CAIRO Thousands protested in Egyptian cities on Friday against Israeli air strikes on the Gaza Strip and Egypt's president vowed to support the enclave's population in the face of "blatant aggression".
Western governments are watching Egypt's response to the attacks for signs of a more assertive stance towards Israel since an Islamist came to power in the Arab world's most populous nation.
President Mohamed Mursi is mindful of anti-Israeli sentiment among Egyptians emboldened by last year's Arab Spring uprising but needs to show Western allies his new government is no threat to Middle East peace.
His prime minister, Hisham Kandil, visited Gaza on Friday in a demonstration of solidarity after two days of strikes by Israeli warplanes targeting Gaza militants.
"We see what is happening in Gaza as blatant aggression against humanity," Mursi said in comments carried by Egypt's state news agency. "I warn and repeat my warning to the aggressors that they will never rule over the people of Gaza.
"I tell them in the name of all the Egyptian people that Egypt today is not the Egypt of yesterday, and Arabs today are not the Arabs of yesterday."
The Egyptian foreign minister also spoke to his counterparts in the US, Jordan, Brazil and Italy on Friday to discuss the situation in Gaza, a statement from the foreign ministry said.

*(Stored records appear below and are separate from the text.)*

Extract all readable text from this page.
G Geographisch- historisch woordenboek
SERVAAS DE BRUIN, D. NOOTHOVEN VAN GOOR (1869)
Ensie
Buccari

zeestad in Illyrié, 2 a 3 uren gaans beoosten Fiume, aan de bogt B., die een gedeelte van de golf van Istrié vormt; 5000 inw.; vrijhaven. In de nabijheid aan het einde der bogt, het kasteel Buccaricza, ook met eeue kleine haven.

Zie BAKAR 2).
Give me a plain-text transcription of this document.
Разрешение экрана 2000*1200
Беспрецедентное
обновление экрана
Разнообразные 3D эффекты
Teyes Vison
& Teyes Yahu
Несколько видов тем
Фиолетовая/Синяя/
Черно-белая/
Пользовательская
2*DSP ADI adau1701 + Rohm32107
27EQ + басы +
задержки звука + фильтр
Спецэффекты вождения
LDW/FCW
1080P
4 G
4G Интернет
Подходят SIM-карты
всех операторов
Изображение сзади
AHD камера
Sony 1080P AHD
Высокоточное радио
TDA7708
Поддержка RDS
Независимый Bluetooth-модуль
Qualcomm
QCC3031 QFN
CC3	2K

Mohamed Kamel Amr spoke to U.S. Secretary of State Hillary Clinton about the necessity of cooperation between the U.S. and Egypt to end the military confrontations. Amr stressed the necessity of Israel ending attacks on Gaza and a truce being rebuilt between the two sides, the statement said.
Mursi's toppled predecessor Hosni Mubarak was a staunch U.S. ally who upheld a cold but stable peace with Israel.
The new president has vowed to respect a three-decade peace treaty with the Jewish state. But ties have been strained by protests that forced the evacuation of Israel's ambassador to Cairo last year and cross-border attacks by Islamist militants.
More than 1,000 people gathered near Cairo's al-Azhar mosque after Friday prayers, many waving Egyptian and Palestinian flags.
"Gaza Gaza, symbol of pride", they chanted, and "generation after generation, we declare our enmity towards you, Israel".
"I cannot as an Egyptian, an Arab and a Muslim just sit back and watch the massacres in Gaza," said protester Abdel Aziz Nagy, 25, a member of the Muslim Brotherhood.
Protesters were marching from other areas of Cairo towards Tahrir Square, the main rallying point for last year's uprising.
In Alexandria, around 2,000 protesters gathered in front of a mosque, some holding posters demanding Egypt's border crossing to Gaza be opened to allow aid into the impoverished enclave.
Hundreds also gathered in the cities of Ismailia, Suez and al-Arish to denounce Israel's attacks.